Ainda na visão dele, a
pesquisa em CAR-T não é algo rápido, mas estão todos otimistas com os
resultados da terapia até aqui: “Já me perguntaram se essa é a cura do câncer
definitiva. Sim, ela é para alguns pacientes e para algumas doenças”, pontua.
Outra novidade é que o
Einstein foi escolhido pela Empresa Brasileira de Pesquisa e Inovação
(Embrapii) e com o apoio da Fundação de Amparo à Pesquisa do Estado de São
Paulo (Fapesp) para gerenciar o Centro de Competência em Terapias Avançadas
(CCTA) e, nos próximos anos, receberá investimentos da empresa e da Fapesp para
avançar no estudo de terapias gênicas para tratamentos inovadores: “CAR-T é uma
das modalidades de terapia avançada, mas não é a única.”
Com esse apoio, será
possível ampliar o acesso aos cursos e eventos que a instituição promove na
área.
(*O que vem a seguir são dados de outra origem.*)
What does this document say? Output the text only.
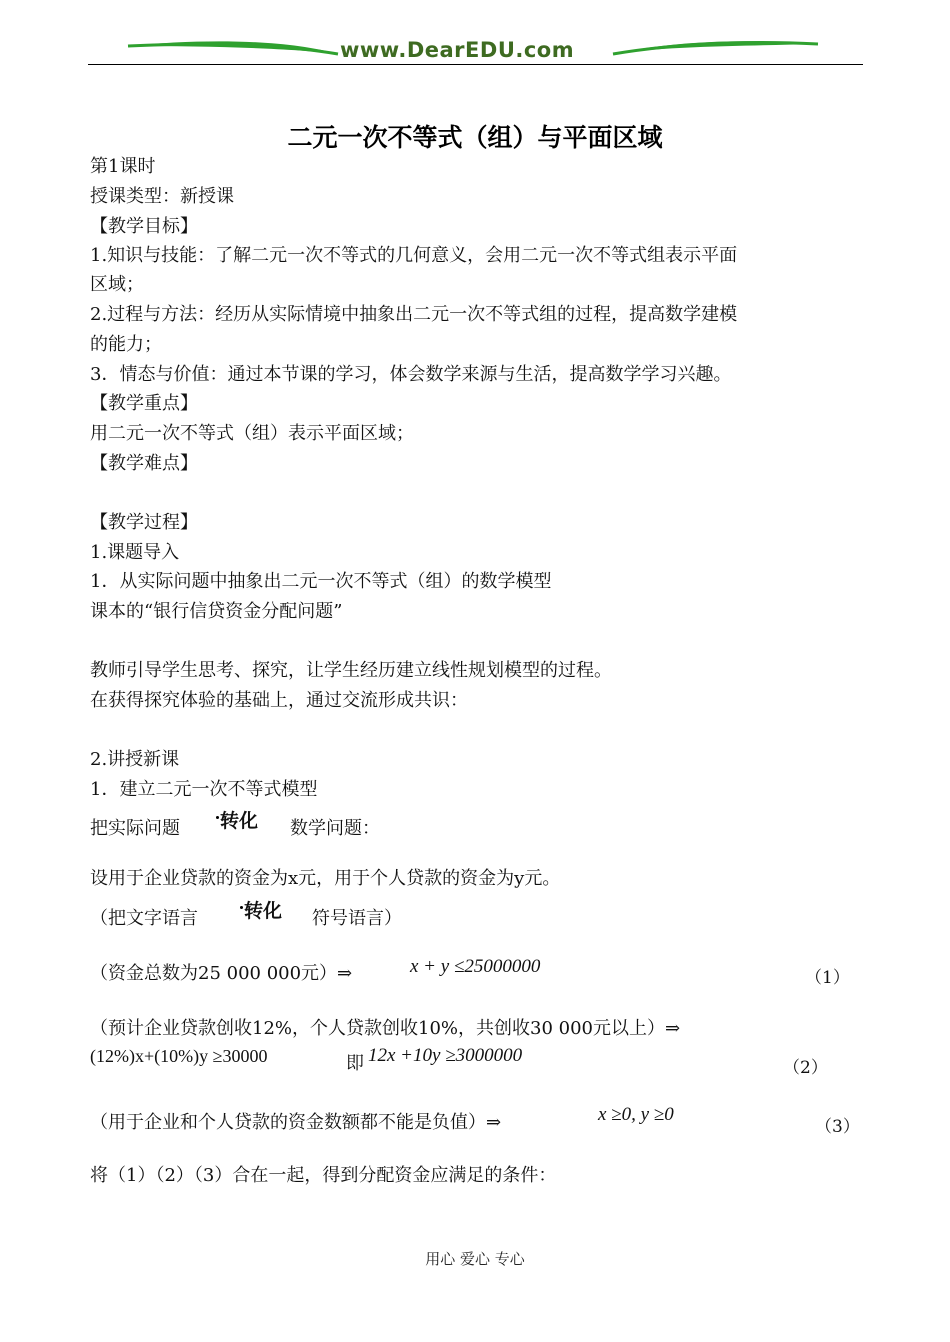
www.DearEDU.com
二元一次不等式（组）与平面区域
第1课时
授课类型：新授课
【教学目标】
1.知识与技能：了解二元一次不等式的几何意义，会用二元一次不等式组表示平面
区域；
2.过程与方法：经历从实际情境中抽象出二元一次不等式组的过程，提高数学建模
的能力；
3．情态与价值：通过本节课的学习，体会数学来源与生活，提高数学学习兴趣。
【教学重点】
用二元一次不等式（组）表示平面区域；
【教学难点】
【教学过程】
1.课题导入
1．从实际问题中抽象出二元一次不等式（组）的数学模型
课本的“银行信贷资金分配问题”
教师引导学生思考、探究，让学生经历建立线性规划模型的过程。
在获得探究体验的基础上，通过交流形成共识：
2.讲授新课
1．建立二元一次不等式模型
把实际问题 转化 数学问题：
设用于企业贷款的资金为x元，用于个人贷款的资金为y元。
（把文字语言 转化 符号语言）
（资金总数为25 000 000元）⇒	x + y ≤25000000
（1）
（预计企业贷款创收12%，个人贷款创收10%，共创收30 000元以上）⇒
(12%)x+(10%)y ≥30000	即 12x +10y ≥3000000
（2）
（用于企业和个人贷款的资金数额都不能是负值）⇒	x ≥0, y ≥0
（3）
将（1）（2）（3）合在一起，得到分配资金应满足的条件：
用心 爱心 专心
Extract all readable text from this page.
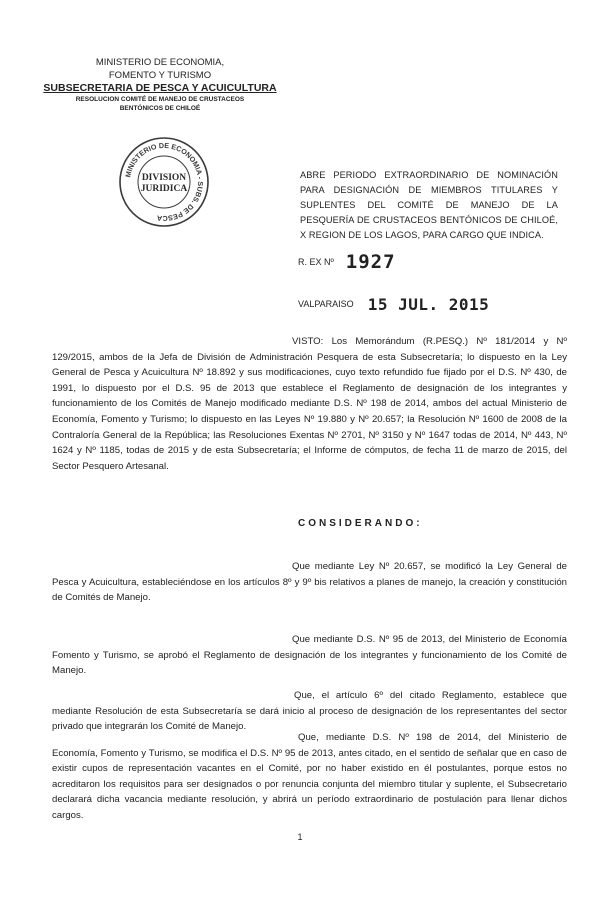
MINISTERIO DE ECONOMIA,
FOMENTO Y TURISMO
SUBSECRETARIA DE PESCA Y ACUICULTURA
RESOLUCION COMITÉ DE MANEJO DE CRUSTACEOS
BENTÓNICOS DE CHILOÉ
MINISTERIO DE ECONOMIA - SUBS. DE PESCA
DIVISION
JURIDICA
ABRE PERIODO EXTRAORDINARIO DE NOMINACIÓN PARA DESIGNACIÓN DE MIEMBROS TITULARES Y SUPLENTES DEL COMITÉ DE MANEJO DE LA PESQUERÍA DE CRUSTACEOS BENTÓNICOS DE CHILOÉ, X REGION DE LOS LAGOS, PARA CARGO QUE INDICA.
R. EX Nº 1927
VALPARAISO 15 JUL. 2015
VISTO: Los Memorándum (R.PESQ.) Nº 181/2014 y Nº 129/2015, ambos de la Jefa de División de Administración Pesquera de esta Subsecretaría; lo dispuesto en la Ley General de Pesca y Acuicultura Nº 18.892 y sus modificaciones, cuyo texto refundido fue fijado por el D.S. Nº 430, de 1991, lo dispuesto por el D.S. 95 de 2013 que establece el Reglamento de designación de los integrantes y funcionamiento de los Comités de Manejo modificado mediante D.S. Nº 198 de 2014, ambos del actual Ministerio de Economía, Fomento y Turismo; lo dispuesto en las Leyes Nº 19.880 y Nº 20.657; la Resolución Nº 1600 de 2008 de la Contraloría General de la República; las Resoluciones Exentas Nº 2701, Nº 3150 y Nº 1647 todas de 2014, Nº 443, Nº 1624 y Nº 1185, todas de 2015 y de esta Subsecretaría; el Informe de cómputos, de fecha 11 de marzo de 2015, del Sector Pesquero Artesanal.
CONSIDERANDO:
Que mediante Ley Nº 20.657, se modificó la Ley General de Pesca y Acuicultura, estableciéndose en los artículos 8º y 9º bis relativos a planes de manejo, la creación y constitución de Comités de Manejo.
Que mediante D.S. Nº 95 de 2013, del Ministerio de Economía Fomento y Turismo, se aprobó el Reglamento de designación de los integrantes y funcionamiento de los Comité de Manejo.
Que, el artículo 6º del citado Reglamento, establece que mediante Resolución de esta Subsecretaría se dará inicio al proceso de designación de los representantes del sector privado que integrarán los Comité de Manejo.
Que, mediante D.S. Nº 198 de 2014, del Ministerio de Economía, Fomento y Turismo, se modifica el D.S. Nº 95 de 2013, antes citado, en el sentido de señalar que en caso de existir cupos de representación vacantes en el Comité, por no haber existido en él postulantes, porque estos no acreditaron los requisitos para ser designados o por renuncia conjunta del miembro titular y suplente, el Subsecretario declarará dicha vacancia mediante resolución, y abrirá un período extraordinario de postulación para llenar dichos cargos.
1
Além disso, atrair e criar startups, integrando-as ao ecossistema de
inovação do Einstein, e associar empresas interessadas em atuar com terapias
avançadas. Neste caso, as parceiras terão direito a benefícios como
consultorias, financiamento de projetos de PD&I e acesso à infraestrutura
do Centro de Processamento Celular do Einstein (CPC) para desenvolver projetos
de pesquisa ou para capacitação de seus profissionais.
Na visão dos
especialistas ouvidos pela reportagem, são iniciativas que podem mudar o curso
de tratamento do câncer: “Conseguir articular a saúde pública é essencial para
gerar soluções para a população”, reflete Martin Bonanimo.